Shorea robusta derived activated carbon decorated with manganese dioxide hybrid composite for improved capacitive behaviors

Abstract

Shorea robusta derived activated carbon decorated with MnO2 was successfully prepared. Thus prepared activated carbon was characterized by Thermogravimetric Analysis (TGA)/Differential Scanning Calorimetry (DSC), Scanning Electron Microscopy (SEM), X-ray diffraction (XRD), Raman spectra, Fourier Transform Infrared Spectroscopy (FTIR), Brunauer–Emmett–Teller (BET), and X-ray Photoelectron Spectroscopy (XPS).

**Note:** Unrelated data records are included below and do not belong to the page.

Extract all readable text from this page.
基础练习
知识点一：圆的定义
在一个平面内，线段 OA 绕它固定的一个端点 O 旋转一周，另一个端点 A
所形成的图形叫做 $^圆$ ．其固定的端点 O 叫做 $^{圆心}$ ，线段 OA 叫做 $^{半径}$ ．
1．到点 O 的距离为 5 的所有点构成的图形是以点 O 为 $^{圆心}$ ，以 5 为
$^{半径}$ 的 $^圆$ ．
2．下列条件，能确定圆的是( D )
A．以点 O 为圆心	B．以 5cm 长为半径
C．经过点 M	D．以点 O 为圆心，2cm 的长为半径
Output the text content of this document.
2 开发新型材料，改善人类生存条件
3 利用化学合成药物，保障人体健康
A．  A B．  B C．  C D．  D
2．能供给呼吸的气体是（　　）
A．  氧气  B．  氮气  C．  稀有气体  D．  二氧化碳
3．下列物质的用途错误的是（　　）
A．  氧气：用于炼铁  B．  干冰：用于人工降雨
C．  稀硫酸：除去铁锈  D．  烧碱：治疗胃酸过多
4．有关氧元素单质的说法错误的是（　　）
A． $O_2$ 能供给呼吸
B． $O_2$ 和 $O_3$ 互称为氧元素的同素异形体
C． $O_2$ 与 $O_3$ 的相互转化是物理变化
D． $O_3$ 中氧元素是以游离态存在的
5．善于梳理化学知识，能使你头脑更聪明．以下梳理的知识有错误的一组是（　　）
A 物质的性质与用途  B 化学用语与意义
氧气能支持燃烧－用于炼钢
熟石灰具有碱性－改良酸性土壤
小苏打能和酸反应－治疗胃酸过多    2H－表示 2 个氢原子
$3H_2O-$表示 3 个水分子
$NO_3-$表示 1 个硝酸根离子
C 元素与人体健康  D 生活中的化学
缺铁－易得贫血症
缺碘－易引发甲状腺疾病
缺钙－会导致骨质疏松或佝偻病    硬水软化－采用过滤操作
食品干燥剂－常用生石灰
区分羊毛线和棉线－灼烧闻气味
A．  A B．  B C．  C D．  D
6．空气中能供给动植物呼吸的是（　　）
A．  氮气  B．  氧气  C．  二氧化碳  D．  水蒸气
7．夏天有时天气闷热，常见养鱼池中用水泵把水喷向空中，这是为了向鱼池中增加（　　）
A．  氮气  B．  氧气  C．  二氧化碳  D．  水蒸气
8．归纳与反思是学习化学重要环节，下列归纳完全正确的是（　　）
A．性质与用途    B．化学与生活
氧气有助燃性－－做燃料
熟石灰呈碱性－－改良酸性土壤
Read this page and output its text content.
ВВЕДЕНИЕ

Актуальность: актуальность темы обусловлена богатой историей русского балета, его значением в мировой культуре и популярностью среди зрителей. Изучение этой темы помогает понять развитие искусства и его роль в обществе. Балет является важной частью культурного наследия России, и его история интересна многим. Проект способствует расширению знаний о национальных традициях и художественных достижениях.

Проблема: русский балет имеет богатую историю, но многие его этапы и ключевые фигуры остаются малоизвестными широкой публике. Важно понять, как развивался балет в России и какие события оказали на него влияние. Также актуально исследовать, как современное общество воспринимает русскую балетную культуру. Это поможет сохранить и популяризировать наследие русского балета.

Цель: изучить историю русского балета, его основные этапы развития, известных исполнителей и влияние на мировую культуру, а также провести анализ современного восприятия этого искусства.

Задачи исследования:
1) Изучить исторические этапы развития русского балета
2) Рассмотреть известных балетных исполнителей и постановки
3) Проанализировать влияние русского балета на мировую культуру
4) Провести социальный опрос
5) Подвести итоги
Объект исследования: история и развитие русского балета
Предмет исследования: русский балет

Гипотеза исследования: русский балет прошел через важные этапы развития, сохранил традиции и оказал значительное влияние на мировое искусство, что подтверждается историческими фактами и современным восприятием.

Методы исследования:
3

Results revealed that prepared material was found to be amorphous having oxygenated surface functional groups with the specific surface area 1270 m2 g−1 (±0.57%). Electrochemical characterization was also performed by three-electrode system where carbon electrode was used as working electrode, platinum plate was used as counter electrode and Ag/AgCl electrode was used as a reference electrode. The experiments were performed in 6 M aqueous KOH using Cyclic Voltammetry (CV), Galvanostatic Charge–Discharge (GCD) and Impendance Spectroscopy (EIS). The specific capacitance acquired from GCD at 1 Ag−1 was found to be 136.3 Fg−1 (±0.15%) with 0.44 Ω (±0.02%) ESR. The 97% capacitance retention was observed after 1000 cycles. The energy density of carbon electrode was found to be 3.0 (±0.25%) W h kg−1 at 100.5 (±0.20%) W kg−1 power density. The working carbon electrode was replaced by “hybrid composite electrode” which showed the ideal capacitive behaviors having 480.4 (±0.20%) F g−1 capacitance, 24 (±0.26%) W h kg−1 specific energy density and low ESR value of 0.41 (±0.02%) Ω. The results showed that the desirable electrochemical capacitive performances enable the hybrid composite to act as a new bio material for high-performance supercapacitors and energy storage devices.